Se a Lava Jato revelou o desvio do dinheiro público, o caso Master escancara a fragilidade do sistema privado quando blindado por prestígio, lobby e aparência de solidez. No passado, a corrupção se travestia de contratos, obras e licitações. Hoje, ela surge na forma de ativos financeiros, relatórios técnicos, ratings e promessas sedutoras de rentabilidade. Mudou o palco, mudou o objeto, mas não mudou a essência: o ganho fácil alimentado pela sensação de impunidade.

A comparação não é literal,  são tempos distintos e mecanismos distintos. A Lava Jato operava na seara do Estado; o Master, na engenharia financeira de mercado. Porém, o fio que conecta as duas histórias é incômodo e atual: o Brasil sempre paga caro quando o controle falha, quando o poder econômico opera num ambiente onde fiscalização se torna lenha molhada e a ética vira peça decorativa. A Lava Jato demonstrou que empresas e governos podiam fraudar contratos bilionários longe dos olhos do contribuinte.
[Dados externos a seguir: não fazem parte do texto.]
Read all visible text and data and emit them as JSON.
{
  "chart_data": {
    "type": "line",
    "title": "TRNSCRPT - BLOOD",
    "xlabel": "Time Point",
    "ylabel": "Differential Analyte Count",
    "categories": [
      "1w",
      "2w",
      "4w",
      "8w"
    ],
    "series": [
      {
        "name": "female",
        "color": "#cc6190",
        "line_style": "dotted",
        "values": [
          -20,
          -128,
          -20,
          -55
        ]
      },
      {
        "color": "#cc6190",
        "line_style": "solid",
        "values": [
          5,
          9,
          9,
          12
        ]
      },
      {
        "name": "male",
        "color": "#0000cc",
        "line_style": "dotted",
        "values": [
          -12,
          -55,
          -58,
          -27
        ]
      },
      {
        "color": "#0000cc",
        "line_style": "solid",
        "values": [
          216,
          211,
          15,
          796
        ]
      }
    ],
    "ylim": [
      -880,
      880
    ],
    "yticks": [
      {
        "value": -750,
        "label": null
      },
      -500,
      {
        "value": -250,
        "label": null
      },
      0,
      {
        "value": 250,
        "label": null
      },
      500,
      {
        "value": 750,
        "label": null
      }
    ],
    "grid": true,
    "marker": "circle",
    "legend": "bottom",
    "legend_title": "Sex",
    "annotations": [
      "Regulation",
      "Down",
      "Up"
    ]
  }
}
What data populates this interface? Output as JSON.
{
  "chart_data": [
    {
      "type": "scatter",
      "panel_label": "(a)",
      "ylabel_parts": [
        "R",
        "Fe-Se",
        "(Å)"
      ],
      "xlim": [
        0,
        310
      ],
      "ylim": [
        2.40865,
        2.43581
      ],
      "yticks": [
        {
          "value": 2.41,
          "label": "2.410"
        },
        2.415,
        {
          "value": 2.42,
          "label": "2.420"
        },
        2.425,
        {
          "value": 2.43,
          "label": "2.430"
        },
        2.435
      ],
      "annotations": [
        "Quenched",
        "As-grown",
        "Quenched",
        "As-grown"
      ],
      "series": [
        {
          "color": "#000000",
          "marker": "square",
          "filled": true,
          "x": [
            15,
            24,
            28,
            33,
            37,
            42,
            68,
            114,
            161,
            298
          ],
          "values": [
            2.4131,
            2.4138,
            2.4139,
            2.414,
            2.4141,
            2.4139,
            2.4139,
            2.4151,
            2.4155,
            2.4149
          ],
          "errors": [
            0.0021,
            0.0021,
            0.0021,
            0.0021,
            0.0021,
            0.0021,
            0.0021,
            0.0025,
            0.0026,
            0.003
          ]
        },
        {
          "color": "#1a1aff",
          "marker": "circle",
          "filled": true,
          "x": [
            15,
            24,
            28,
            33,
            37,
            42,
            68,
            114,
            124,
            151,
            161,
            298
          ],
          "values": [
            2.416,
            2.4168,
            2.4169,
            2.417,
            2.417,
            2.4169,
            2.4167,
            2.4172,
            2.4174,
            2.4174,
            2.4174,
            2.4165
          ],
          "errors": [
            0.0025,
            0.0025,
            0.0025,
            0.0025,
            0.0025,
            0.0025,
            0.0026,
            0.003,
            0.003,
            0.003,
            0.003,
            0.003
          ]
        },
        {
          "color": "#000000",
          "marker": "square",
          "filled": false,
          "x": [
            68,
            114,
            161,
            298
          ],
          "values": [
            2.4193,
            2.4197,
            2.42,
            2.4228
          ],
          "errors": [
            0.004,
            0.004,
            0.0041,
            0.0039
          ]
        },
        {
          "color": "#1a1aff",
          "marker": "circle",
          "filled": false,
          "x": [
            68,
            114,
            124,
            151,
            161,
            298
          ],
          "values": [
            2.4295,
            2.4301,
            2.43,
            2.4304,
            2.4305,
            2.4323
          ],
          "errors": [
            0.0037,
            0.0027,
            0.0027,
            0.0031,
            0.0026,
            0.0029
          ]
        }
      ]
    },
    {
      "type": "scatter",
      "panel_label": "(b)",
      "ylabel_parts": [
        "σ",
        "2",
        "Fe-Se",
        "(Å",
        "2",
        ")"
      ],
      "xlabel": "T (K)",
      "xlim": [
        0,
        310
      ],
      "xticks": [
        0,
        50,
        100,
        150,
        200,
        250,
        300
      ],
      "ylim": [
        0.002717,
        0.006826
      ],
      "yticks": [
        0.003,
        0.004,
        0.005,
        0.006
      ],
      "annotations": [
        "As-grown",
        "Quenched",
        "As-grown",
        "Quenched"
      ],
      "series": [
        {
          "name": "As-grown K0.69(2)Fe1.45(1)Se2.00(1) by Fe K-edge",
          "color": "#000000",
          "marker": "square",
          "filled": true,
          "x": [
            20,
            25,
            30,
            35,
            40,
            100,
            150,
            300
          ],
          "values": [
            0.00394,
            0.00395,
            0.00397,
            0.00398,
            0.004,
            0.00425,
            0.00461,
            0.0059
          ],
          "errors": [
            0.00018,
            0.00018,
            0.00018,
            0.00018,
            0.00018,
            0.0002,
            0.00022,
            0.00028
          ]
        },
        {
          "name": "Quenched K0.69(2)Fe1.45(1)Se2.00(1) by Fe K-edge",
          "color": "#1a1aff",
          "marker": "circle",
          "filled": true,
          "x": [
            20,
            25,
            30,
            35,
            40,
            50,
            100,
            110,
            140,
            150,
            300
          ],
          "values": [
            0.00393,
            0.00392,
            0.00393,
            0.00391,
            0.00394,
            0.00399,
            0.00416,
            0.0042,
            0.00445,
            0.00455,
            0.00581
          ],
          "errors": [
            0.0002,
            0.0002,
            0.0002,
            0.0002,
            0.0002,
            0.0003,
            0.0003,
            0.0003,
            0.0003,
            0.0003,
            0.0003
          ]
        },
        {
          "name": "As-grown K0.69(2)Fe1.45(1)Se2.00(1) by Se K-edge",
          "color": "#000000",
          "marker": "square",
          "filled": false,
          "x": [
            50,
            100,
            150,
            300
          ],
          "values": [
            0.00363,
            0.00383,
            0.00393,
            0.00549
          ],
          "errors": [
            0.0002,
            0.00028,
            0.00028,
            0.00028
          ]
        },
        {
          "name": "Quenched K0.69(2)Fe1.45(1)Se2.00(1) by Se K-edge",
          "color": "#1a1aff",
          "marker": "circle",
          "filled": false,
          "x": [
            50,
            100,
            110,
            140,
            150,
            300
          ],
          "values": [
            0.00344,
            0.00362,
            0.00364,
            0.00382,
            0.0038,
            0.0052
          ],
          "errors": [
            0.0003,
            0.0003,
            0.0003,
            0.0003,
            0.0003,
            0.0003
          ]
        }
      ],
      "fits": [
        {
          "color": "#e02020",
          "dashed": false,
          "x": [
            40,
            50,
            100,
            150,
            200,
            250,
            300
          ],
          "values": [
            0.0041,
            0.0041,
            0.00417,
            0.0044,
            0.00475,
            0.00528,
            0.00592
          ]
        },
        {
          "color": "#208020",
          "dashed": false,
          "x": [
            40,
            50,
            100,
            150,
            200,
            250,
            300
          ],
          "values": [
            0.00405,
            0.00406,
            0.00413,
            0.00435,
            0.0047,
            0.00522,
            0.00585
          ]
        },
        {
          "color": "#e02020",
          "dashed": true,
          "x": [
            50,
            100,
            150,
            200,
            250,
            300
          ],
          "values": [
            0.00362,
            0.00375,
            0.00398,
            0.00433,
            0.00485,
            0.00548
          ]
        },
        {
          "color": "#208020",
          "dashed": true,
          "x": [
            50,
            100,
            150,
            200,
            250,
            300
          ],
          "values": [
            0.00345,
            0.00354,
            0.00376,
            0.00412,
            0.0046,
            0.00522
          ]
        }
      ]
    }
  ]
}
O Master agora mostra que o sistema financeiro também pode ruir silenciosamente, sem bombas, sem obras superfaturadas, mas com planilhas frias, algoritmos e números que desaparecem em uma madrugada.

A questão que emerge e que merece reflexão, é menos sobre o escândalo em si e mais sobre o que ele simboliza. O país que assistiu à Lava Jato esperava que o trauma tivesse construído anticorpos. Mas a história parece nos perguntar se aprendemos algo ou se apenas mudamos o formato da corrupção. A suspeita de que advogados influentes, figuras públicas e atores políticos orbitam o caso reabre o debate sobre redes de proteção e relações de poder. A sensação é de que o Brasil trocou o palco, mas manteve o roteiro.

O episódio Banco Master é, no fundo, mais do que uma crise bancária: é um alerta. Um sinal de que o sistema financeiro contemporâneo, complexo, digital, veloz, que exige transparência, regulação eficiente e responsabilização real. Se a Lava Jato colocou sob holofotes a corrupção estatal, o Master traz à tona a vulnerabilidade privada. A sociedade observa, apreensiva, entre lembranças de ontem e inquietações de hoje.

E talvez a pergunta mais importante seja: estaremos diante de uma nova Lava Jato, agora vestida de crédito, CDBs e relatórios contábeis, ou conseguiremos finalmente interromper o ciclo de impunidade que insiste em nos perseguir?
O desfecho deste caso dirá muito sobre quem somos enquanto país.

Porque o que está em jogo não é apenas um banco. É a confiança.